Did you hear the one about Jesus turning water into wine? Jesus’ mother asks him to help save a groom from the embarrassment (and potential lawsuits from disgruntled guests!) for running out of wine before the party was over. Jesus, in a quiet, hardly-noticed way, provides. (John 2:1-11)
Modern ears, rendered skeptical by science, hear that story and respond, ‘Really? This sounds just like some ancient Greek myth about their god of wine.’
But, in our less skeptical moments; in our more faith-filled moments, I wonder if we want this story to be true.
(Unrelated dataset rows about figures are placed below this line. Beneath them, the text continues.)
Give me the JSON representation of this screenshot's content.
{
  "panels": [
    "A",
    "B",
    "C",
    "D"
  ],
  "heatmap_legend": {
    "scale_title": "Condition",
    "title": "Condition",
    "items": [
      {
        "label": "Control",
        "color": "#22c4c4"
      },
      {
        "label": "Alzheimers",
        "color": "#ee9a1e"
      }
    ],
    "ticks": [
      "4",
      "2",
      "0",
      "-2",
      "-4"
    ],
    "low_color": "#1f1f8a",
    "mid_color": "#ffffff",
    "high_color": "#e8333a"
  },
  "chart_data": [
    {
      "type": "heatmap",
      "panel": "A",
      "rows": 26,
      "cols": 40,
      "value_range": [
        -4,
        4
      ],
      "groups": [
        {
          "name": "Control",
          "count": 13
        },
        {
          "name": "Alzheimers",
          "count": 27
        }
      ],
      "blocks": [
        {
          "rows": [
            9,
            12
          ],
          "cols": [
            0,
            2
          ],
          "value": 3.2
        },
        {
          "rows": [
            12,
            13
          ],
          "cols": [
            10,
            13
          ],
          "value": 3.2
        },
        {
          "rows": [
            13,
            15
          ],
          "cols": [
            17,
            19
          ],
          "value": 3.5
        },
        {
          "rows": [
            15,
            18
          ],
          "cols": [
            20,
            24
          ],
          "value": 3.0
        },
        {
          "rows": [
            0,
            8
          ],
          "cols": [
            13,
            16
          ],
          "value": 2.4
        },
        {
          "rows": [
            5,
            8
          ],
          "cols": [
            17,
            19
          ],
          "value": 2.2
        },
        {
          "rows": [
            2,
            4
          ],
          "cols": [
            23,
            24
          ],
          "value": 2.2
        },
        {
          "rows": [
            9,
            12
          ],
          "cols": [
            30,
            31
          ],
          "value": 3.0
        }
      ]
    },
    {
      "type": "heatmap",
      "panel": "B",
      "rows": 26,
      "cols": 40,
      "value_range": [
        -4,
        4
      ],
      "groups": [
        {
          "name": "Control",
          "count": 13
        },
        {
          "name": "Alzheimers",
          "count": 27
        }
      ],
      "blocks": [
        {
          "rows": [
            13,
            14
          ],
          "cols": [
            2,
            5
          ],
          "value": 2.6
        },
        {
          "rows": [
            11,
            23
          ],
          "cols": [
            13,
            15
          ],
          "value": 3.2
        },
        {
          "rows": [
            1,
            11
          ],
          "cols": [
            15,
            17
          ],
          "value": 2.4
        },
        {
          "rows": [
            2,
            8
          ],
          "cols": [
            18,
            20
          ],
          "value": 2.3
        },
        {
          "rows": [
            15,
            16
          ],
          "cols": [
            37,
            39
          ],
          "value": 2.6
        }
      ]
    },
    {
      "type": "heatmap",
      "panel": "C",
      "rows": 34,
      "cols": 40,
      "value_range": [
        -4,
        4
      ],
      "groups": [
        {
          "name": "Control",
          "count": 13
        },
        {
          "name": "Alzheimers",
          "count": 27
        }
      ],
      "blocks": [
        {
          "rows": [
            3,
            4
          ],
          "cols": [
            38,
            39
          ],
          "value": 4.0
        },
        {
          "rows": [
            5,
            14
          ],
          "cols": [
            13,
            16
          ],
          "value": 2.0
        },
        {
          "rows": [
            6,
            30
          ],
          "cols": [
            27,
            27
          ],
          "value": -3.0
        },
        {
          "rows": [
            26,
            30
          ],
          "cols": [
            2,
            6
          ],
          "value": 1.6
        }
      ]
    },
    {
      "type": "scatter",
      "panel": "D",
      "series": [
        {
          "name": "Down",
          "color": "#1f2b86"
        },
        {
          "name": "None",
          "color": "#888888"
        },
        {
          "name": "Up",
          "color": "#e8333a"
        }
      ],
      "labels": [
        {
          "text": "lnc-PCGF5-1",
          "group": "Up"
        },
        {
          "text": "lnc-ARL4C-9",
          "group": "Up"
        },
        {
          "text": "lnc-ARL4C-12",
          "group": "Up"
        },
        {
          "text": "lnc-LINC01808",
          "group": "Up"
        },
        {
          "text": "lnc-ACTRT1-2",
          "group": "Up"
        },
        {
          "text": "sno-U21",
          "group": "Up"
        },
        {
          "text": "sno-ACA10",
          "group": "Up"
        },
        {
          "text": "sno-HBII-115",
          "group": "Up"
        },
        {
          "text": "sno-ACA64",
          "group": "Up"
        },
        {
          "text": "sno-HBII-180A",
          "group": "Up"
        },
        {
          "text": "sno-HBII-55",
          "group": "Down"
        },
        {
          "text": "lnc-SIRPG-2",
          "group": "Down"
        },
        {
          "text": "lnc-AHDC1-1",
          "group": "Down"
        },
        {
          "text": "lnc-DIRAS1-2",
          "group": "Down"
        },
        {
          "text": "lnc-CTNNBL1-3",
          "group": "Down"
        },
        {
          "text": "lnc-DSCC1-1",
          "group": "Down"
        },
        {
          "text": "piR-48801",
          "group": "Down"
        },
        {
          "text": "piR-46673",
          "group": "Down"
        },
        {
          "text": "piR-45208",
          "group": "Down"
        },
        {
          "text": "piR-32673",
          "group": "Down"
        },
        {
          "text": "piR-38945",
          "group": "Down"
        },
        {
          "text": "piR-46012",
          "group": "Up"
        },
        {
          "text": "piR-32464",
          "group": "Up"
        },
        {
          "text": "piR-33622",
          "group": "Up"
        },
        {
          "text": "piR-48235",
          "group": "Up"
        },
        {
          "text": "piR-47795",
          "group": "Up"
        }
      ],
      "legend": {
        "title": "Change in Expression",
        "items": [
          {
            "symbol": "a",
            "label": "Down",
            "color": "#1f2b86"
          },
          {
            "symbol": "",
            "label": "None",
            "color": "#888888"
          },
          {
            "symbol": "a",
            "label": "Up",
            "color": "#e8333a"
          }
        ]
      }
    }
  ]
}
We want to see it as the new reality, because deep down, we dare to dream and hope that there will be a day when none will be in want, when all will be invited to the Party. (You should stop here and read Amos 9:13-14)
Jesus is at the party, and he is just doing that which God does every year, but in a super-sped up way. We see it with every glass of wine, but, like the guests at that wedding in Cana, we don’t see the Maker. So, if when you read about Jesus turning water into wine your response is ‘balderdash’, perhaps the problem lies not in the story but in your eyes.
“God creates the vine and teaches it to draw up water by its roots and, with the aid of the sun, to turn that water into a juice which will ferment and take on certain qualities. Thus every year, from Noah’s time till ours, God turns water into wine. That, men fail to see. Either like the Pagans they refer the process to some finite spirit, Bacchus or Dionysus: or else, like the moderns, they attribute real and ultimate causality to the chemical and other material phenomena which are all that our senses can discover in it. But when Christ at Cana makes water into wine, the mask is off’ (John 5:19). The miracle has only half its effect if it only convinces us that Christ is God: it will have its full effect if whenever we see a vineyard or drink a glass of wine we remember that here works He who sat at the wedding party in Cana.”